南史卷六十一 列傳第五十一 陳伯之

生涯

  • 陳伯之、済陰睢陵の人。少年時代は獺皮の冠を被り刀を帯びて村々を回り、稲が実ると盗み刈っては田主に脅されても「稲を一担取るだけでどうしたというのか」と刀を抜いて逆に脅す乱暴者だった。長じて鍾離で強盗を繰り返し、船人と争って左耳を斬られたこともある。同郷の車騎将軍王広之に従い勇を愛され、征伐に常に随行して驃騎司馬・魚復県伯に累進した。
  • 梁武帝挙兵時、東昏侯側で豫州刺史から江州刺史に転じ尋陽に拠って抗したが、梁武帝の説得を受け江州刺史のまま帰順(子の虎牙は徐州刺史)。なお動揺したため南湖に退いたのち改めて帰順し諸軍とともに建康へ下ったが、降人が出るたびに耳打ちする様子を武帝に疑われた。東昏侯の将鄭伯倫が降る際、武帝は伯之に「もし降らねば手足を割く、刺客を送るなら殺す」と迫り、伯之は恐れて叛意を断ったという。建康平定後、豊城県公に封じられ江州鎮守に戻った。
  • 伯之は文字を知らず、訴訟の文牒には「大諾」と書くのみで実務は典籤の口頭決裁に委ね、旧知の豫章の鄧繕・永興の戴承忠を重用した。褚緭という素行不良者が范雲に取り入ろうとして拒まれ、恨みから伯之に接近して謀反を唆した。長流参軍朱龍符も伯之の愚を利用して姦悪を働き、武帝が龍符の罪を摘発し子虎牙に示しても、伯之は龍符・鄧繕(代わりの別駕)ともに罷免を拒んだ。繕が「台家の府庫は空、今が好機」と説き、緭・承忠も賛同し、伯之は挙兵を決意して斉建安王の教と称し義勇十万が迫ると宣言、偽の書を示して壇を築いて盟った。
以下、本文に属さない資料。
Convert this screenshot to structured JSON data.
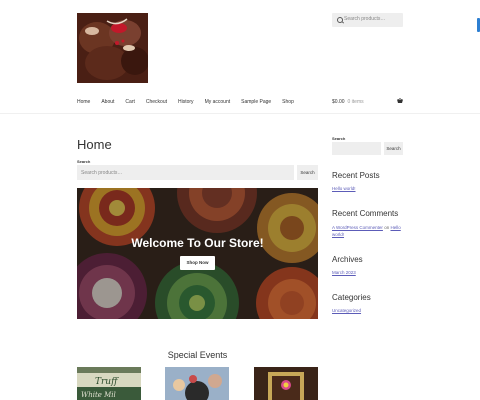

長史程元沖を退け緭が推す王観を長史とし、緭を尋陽太守、承忠を輔義将軍、龍符を予章太守とした。
  • 鄭伯倫が郡兵を起こして拒み、程元沖も数百人を集めて典籤呂孝通・戴元則を内応させ、伯之が油断した隙に元沖が攻め入り伯之は敗走した。虎牙兄弟は盱眙に逃げるが土豪徐文安・荘興紹・張顕明に殺害される。武帝は王茂に討伐を命じ、伯之は敗走して江北へ逃れ、子虎牙・褚緭とともに魏へ亡命。魏は伯之を使持節散騎常侍・都督淮南諸軍事・平南将軍・光禄大夫・曲江県侯に任じた。
  • 天監四年(505年)臨川王宏の北伐に際し、記室丘遅が伯之に帰順を勧める書簡を送った(要旨:勇冠三軍の将軍が虜の身に落ちた不遇を惜しみ、朝廷の寛大な赦を説き、「暮春三月、江南草長、雑花生樹、羣鶯乱飛」の一節で故郷への望郷を促し、北魏の内紛を説いて翻意を勧める名文)。伯之はこれを受け寿陽で八千の兵とともに帰順(虎牙は魏人に殺害された)。伯之は平北将軍・西豫州刺史・永新県侯に任じられるが赴任せず、驍騎将軍・太中大夫を歴任し家で卒した。子の一部は魏に残った。褚緭は魏で元会の詩により魏人を怒らせ始平太守に左遷され、狩猟中に落馬して死んだ。